Introduced: Jul 25, 2025
Technology & Innovation
Standard Summary
Comprehensive overview in 1-2 paragraphs

The Protected Time Off Act (PTO Act) would require most employers to provide paid annual leave to covered employees. The leave accrues at 1 hour for every 25 hours worked, with a maximum of 80 hours per 12-month period, starting at the employee’s start date. Leave can be used for any purpose and must be paid at the employee’s regular rate (with enhanced rules for tipped workers). Employers must give notice of the policy, track accruals, and allow reasonable scheduling, while prohibiting retaliation or using leave as a factor in hiring, promotion, or discipline. If an employee leaves the job, unused leave must be paid out at the higher of the three-year average rate or the final rate; if the employee is rehired within a year, unused leave can be reinstated. The act also creates enforcement mechanisms, including a private right of action and federal enforcement by the Secretary of Labor, with remedies including damages, interest, and attorney’s fees.

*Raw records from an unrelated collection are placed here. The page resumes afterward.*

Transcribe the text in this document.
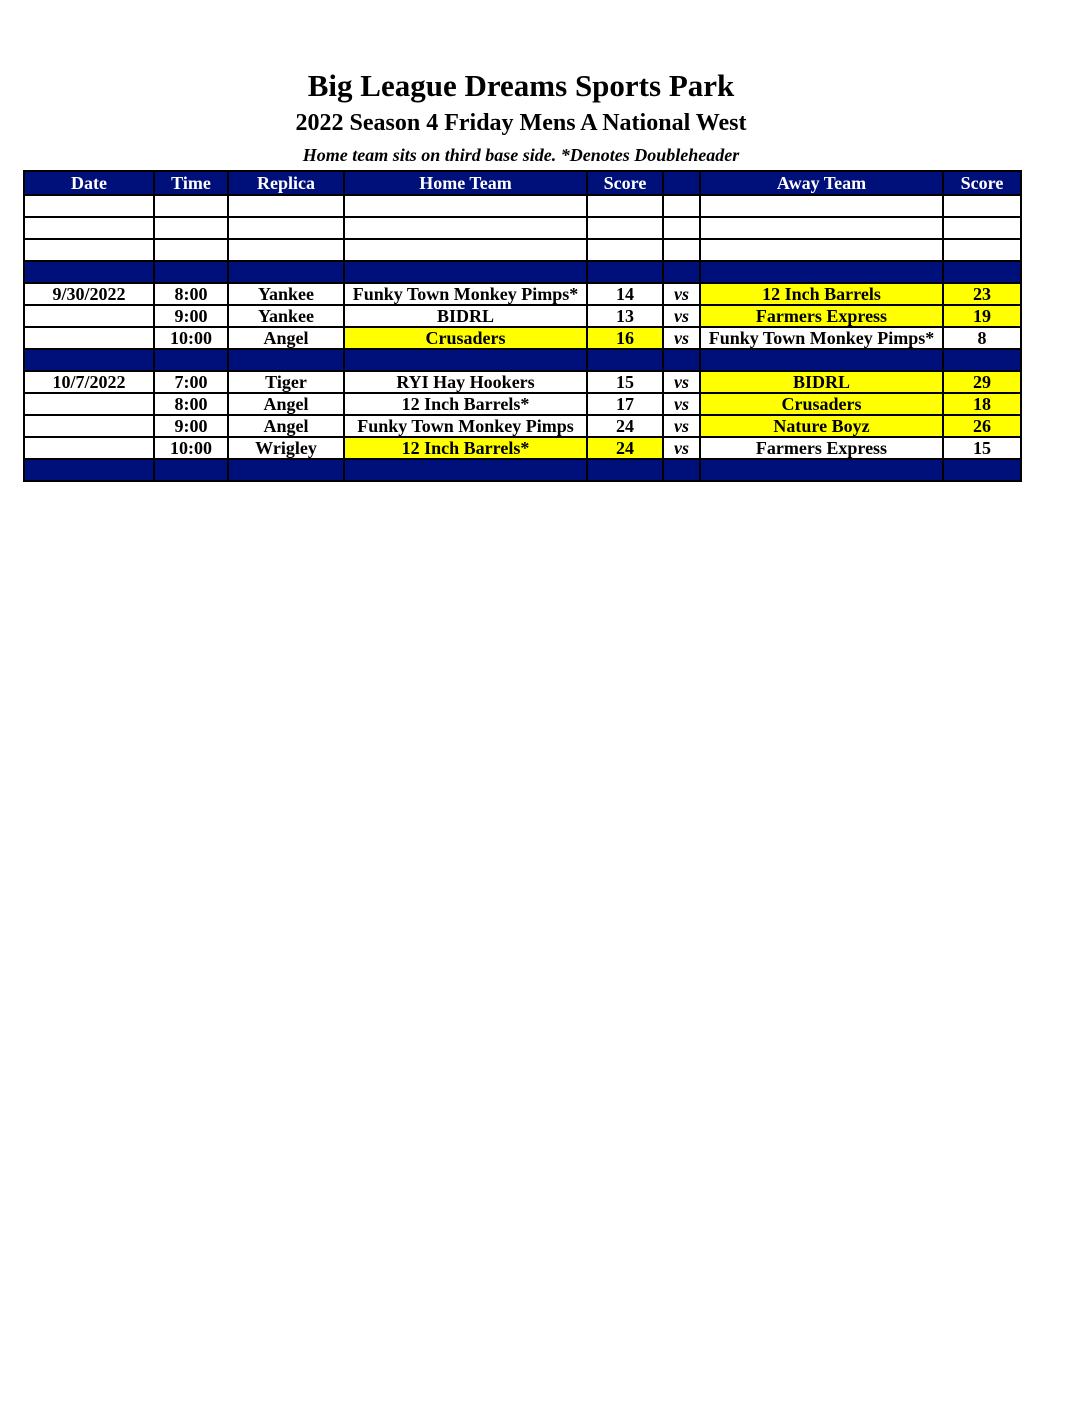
Big League Dreams Sports Park
2022 Season 4 Friday Mens A National West
Home team sits on third base side. *Denotes Doubleheader
Date	Time	Replica	Home Team	Score		Away Team	Score

9/30/2022	8:00	Yankee	Funky Town Monkey Pimps*	14	vs	12 Inch Barrels	23
	9:00	Yankee	BIDRL	13	vs	Farmers Express	19
	10:00	Angel	Crusaders	16	vs	Funky Town Monkey Pimps*	8

10/7/2022	7:00	Tiger	RYI Hay Hookers	15	vs	BIDRL	29
	8:00	Angel	12 Inch Barrels*	17	vs	Crusaders	18
	9:00	Angel	Funky Town Monkey Pimps	24	vs	Nature Boyz	26
	10:00	Wrigley	12 Inch Barrels*	24	vs	Farmers Express	15
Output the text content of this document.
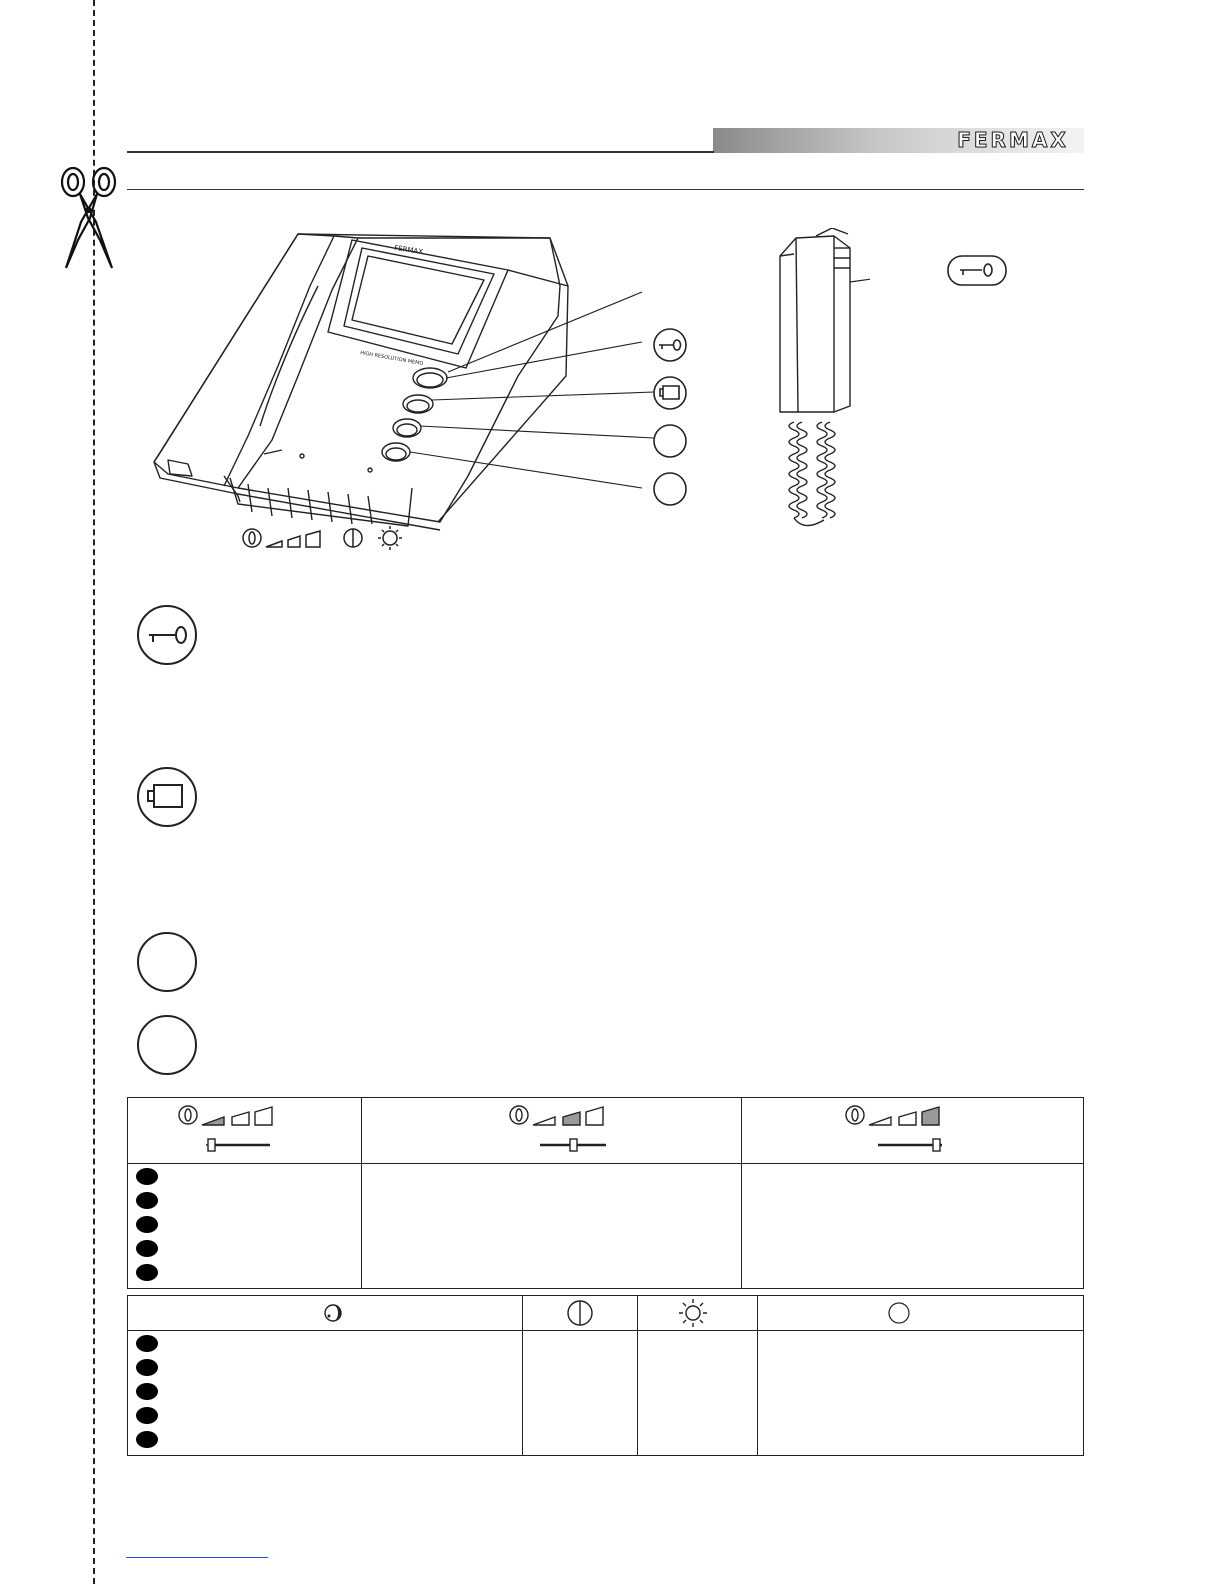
FERMAX
FERMAX
HIGH RESOLUTION MEMO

It preserves stricter state/local laws and collective bargaining agreements that confer greater or separate protections.

Key Points

  • 1Accrual and cap: Employers must provide at least 1 hour of paid annual leave for every 25 hours worked, up to a maximum of 80 hours of leave per employee per 12-month period, with accrual starting at hire.
  • 2Use and pay: Leave can be used for any purpose; the employee is paid at the regular rate (with specific higher-wodges for tipped employees). Leave can be loaned in advance, and carries over up to 40 hours. Employer benefits continue during leave.
  • 3Scheduling and notice: Employers may impose limited, reasonable scheduling restrictions for bona fide business reasons, must offer reasonable alternatives within 30 days, and must provide written denial notices with the reason and alternatives within 5 business days. Employees do not need to reveal the purpose of the leave; notice for use should be given by the employee, with the Secretary providing sample notices.
  • 4Separation and rehiring: Upon separation, unused leave must be paid out at the higher of the employee’s average rate over the last 3 years or the final rate. If rehired within 12 months, unused leave over 80 hours must be reinstated, and the employee can resume using and earning leave.
  • 5Enforcement and remedies: The Act authorizes enforcement by the Secretary (with powers similar to the FLSA), a private right of action for employees, damages (including up to 80 hours of wages, interest, and liquidated damages), and attorney’s fees. It also allows state and federal enforcement in parallel and includes arbitration/grievance options under collective bargaining agreements.

Impact Areas

Primary group/area affected: Covered employees across private-sector employers and certain public-sector employers (including the Government Accountability Office, the Library of Congress, and other government entities). This includes federal, state, local, and private sector workers who meet the “employer” criteria.Secondary group/area affected: Employers who must implement the new leave system (their payroll, HR, and benefits processes), as well as unions and workplaces with collective bargaining agreements that may need to harmonize or integrate negotiated leave provisions.Additional impacts: Potential effects on workplace scheduling culture and labor costs; interaction with existing leave laws (FMLA, sick leave, jury duty, holidays, etc.) and state/local leave laws; possible shifts in litigation and enforcement activity; public awareness and guidance needs for employers to implement compliant systems.